Yesterday, the market woke up to the news that the world’s largest porker producer, Smithfield Foods (ticker SFD), is in discussions to be bought by China’s largest meat processor, Shuanghui International Holding, in a $7.1 billion deal.
Now, this acquisition (if it goes through, more on that in a minute) would be historic on a couple levels, including the size of the deal and potentially uncomfortable setup of a foreign country owning a portion of the US food supply.
But we’ll leave all that to the political blogs and pundits. We’re managed futures folk around here, and when we hear a big pork producer (sort of weird to think of pork being “produced”, but anyway…) is being bought – we start thinking about what that could potentially do to prices and those that follow said markets.
But pork isn’t especially our specialty – finding the people who know specialize in pork is. So we went to a few of those specialists to see their thoughts on Smithfield to China:
It is far cheaper to import US pork into China than produce the pork in China. It is a no brainer that Shuanghui wants this deal to go through. However, this purchase has to pass the Committee on Foreign Investment in the United States (CFIUS) https://www.treasury.gov/resource-center/international/Pages/Committee-on-Foreign-Investment-in-US.aspx . That may take a while. We all hear that they want this deal to close in 6 months. Given the current price of pork in China, you can easily see why. But, let be honest, this will likely take longer. US politicians will likely get involved. So, can it is done in 6 months….not sure, but may be hard to do.

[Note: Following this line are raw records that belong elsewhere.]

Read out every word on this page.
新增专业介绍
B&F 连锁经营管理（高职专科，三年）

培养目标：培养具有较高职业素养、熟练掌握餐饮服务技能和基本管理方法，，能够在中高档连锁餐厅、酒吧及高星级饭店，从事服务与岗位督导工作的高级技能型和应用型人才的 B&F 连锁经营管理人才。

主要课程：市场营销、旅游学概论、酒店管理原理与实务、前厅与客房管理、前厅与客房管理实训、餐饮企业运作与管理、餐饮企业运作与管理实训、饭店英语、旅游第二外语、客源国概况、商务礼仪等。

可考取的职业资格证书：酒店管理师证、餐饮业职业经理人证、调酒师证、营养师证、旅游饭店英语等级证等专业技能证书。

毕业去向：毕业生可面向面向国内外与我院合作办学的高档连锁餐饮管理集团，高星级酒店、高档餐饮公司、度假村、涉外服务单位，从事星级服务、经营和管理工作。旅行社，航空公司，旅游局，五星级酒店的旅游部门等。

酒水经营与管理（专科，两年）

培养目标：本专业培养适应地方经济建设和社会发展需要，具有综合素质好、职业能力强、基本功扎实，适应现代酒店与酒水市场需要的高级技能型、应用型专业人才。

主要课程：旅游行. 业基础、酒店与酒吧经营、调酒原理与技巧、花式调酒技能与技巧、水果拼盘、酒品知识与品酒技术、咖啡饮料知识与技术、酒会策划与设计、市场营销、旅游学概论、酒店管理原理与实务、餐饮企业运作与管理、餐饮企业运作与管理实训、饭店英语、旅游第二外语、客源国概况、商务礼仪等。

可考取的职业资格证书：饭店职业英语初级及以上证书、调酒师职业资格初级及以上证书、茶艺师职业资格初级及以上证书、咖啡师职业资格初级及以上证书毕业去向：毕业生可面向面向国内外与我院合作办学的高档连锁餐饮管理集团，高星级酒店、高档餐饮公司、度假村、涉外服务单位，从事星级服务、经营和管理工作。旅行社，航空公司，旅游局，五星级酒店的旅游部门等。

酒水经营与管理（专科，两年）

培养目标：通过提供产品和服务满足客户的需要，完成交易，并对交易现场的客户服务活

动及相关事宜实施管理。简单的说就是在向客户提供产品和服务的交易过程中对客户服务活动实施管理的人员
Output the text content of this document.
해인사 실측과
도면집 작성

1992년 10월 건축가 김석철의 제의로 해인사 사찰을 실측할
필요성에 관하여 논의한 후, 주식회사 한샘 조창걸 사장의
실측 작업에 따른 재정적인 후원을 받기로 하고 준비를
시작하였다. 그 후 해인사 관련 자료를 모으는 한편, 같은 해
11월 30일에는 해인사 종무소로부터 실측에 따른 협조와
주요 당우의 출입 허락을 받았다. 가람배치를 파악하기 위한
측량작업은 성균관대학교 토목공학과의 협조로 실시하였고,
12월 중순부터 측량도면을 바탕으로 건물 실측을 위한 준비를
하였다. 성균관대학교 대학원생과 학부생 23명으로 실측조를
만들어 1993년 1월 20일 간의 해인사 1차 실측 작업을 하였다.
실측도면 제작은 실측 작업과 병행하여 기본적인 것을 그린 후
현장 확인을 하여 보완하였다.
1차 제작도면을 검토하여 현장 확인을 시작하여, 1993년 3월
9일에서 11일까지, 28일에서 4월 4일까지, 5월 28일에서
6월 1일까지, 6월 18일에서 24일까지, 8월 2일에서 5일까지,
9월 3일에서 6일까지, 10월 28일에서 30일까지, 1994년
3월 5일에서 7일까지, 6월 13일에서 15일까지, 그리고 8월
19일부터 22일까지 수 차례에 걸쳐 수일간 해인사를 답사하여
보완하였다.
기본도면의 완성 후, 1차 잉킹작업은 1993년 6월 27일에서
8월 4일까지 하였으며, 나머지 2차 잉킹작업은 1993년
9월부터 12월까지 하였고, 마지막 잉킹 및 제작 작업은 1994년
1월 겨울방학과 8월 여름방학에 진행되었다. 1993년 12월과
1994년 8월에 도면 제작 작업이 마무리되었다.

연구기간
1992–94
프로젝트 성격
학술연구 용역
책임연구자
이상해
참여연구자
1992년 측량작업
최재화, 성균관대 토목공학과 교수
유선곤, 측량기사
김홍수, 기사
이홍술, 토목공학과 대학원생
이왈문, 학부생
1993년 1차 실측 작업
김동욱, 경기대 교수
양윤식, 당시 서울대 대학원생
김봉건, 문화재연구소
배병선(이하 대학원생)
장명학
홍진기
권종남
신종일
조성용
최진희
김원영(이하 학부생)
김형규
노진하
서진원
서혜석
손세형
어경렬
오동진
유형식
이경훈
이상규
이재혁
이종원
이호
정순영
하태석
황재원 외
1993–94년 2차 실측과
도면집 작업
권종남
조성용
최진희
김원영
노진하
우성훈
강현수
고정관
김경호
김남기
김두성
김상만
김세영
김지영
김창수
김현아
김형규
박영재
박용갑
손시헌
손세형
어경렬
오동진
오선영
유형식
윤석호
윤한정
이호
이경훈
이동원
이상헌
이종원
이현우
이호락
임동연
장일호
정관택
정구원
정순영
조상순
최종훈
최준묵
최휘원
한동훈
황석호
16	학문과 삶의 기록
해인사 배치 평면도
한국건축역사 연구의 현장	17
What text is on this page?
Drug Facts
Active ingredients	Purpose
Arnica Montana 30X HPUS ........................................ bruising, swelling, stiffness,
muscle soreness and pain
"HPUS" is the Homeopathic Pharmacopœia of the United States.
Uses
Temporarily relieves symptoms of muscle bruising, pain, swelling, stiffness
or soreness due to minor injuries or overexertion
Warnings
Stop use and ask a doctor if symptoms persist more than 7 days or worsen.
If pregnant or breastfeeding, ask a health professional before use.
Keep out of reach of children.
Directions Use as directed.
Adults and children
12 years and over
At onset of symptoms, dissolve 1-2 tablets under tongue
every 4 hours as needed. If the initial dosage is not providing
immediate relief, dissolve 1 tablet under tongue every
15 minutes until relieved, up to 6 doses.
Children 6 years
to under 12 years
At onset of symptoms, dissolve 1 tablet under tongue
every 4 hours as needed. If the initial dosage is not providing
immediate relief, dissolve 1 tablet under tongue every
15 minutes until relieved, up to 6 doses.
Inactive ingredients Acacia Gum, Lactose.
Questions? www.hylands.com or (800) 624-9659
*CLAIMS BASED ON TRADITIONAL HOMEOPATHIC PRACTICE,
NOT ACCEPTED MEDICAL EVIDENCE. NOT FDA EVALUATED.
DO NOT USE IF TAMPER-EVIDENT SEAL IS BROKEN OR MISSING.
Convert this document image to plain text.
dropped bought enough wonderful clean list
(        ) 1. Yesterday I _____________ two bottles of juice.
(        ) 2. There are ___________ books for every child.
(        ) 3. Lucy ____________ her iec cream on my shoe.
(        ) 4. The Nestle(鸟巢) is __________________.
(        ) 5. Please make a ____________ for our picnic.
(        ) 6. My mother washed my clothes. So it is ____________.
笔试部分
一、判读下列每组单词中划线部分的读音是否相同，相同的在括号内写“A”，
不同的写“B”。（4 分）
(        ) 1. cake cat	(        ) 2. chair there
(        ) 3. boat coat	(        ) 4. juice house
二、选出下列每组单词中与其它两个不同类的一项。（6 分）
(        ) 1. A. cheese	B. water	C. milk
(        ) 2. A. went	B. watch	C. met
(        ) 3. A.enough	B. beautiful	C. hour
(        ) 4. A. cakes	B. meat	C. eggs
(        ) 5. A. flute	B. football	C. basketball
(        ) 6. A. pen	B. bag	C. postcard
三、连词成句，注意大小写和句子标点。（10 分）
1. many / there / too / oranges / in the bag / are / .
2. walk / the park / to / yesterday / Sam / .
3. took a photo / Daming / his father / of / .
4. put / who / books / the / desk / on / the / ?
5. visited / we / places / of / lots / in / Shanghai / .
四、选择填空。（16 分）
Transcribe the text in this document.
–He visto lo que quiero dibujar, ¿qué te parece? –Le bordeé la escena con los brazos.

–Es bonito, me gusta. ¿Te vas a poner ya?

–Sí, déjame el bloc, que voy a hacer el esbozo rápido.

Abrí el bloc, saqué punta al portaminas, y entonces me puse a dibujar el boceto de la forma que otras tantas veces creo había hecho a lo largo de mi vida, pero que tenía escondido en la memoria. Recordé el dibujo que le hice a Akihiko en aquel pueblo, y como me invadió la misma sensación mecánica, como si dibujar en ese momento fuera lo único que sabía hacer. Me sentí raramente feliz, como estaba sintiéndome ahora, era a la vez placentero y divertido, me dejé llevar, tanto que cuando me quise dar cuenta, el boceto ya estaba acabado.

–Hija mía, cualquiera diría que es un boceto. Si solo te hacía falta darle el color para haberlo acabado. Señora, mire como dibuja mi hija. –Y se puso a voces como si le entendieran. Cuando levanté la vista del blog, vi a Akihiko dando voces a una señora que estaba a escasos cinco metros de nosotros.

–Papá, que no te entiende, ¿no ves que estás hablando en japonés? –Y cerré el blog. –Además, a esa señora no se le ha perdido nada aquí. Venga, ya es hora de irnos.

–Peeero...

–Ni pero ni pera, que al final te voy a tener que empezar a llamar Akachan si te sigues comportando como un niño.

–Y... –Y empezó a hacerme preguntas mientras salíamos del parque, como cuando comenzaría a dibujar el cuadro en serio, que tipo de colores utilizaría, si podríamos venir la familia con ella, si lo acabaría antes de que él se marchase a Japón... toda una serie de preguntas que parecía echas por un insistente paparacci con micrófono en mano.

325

However, for sake of an argument, let’s assume it gets done. Smithfield is already growing a large amount of their hogs Paylean free. Thus, their pork will be ready for the Chinese market. You can fully expect US pork exports to China to pick up substantially once this deal is concluded. Therefore, tightening up pork supplies to the domestic market, and taking prices higher.
– Chris Myers, Managing Member, M6 Capital Management
“Demand growth in pork over the past 10 years or more has not come from increased domestic consumption. It has come almost entirely from increased export demand, primarily from China. It doesn’t surprise me that they would seek a secure foothold in the US pork sector. Smithfield is vertically integrated, raising most of their own hogs, and is uniquely qualified to deliver the Ractopamine-free pork that China requires.
However, this will not go over well with the public, the pork industry, or US regulators. Smithfield hasn’t made any friends in this country by doing this. But then again, they might not need them.
Will it have an impact on hog prices in this country? Probably not in the short run.”
– Randy Cleland, Tanyard Creek Capital LLC
So while it appears the consensus is that this deal is great for the Chinese as well as Smithfield shareholders; whether the Justice Dept. actually approves the takeover remains to be seen. As for the potential impact on hog futures prices, those who know the space tend to think this could mean more supply leaving the US to meet Chinese demand – meaning us in the US might have to ante up a few more bucks for chops and hot dogs next summer.
PS – Speaking of bacon, check out the Kevin Bacon picture made out of bacon on the Google image search for Bacon.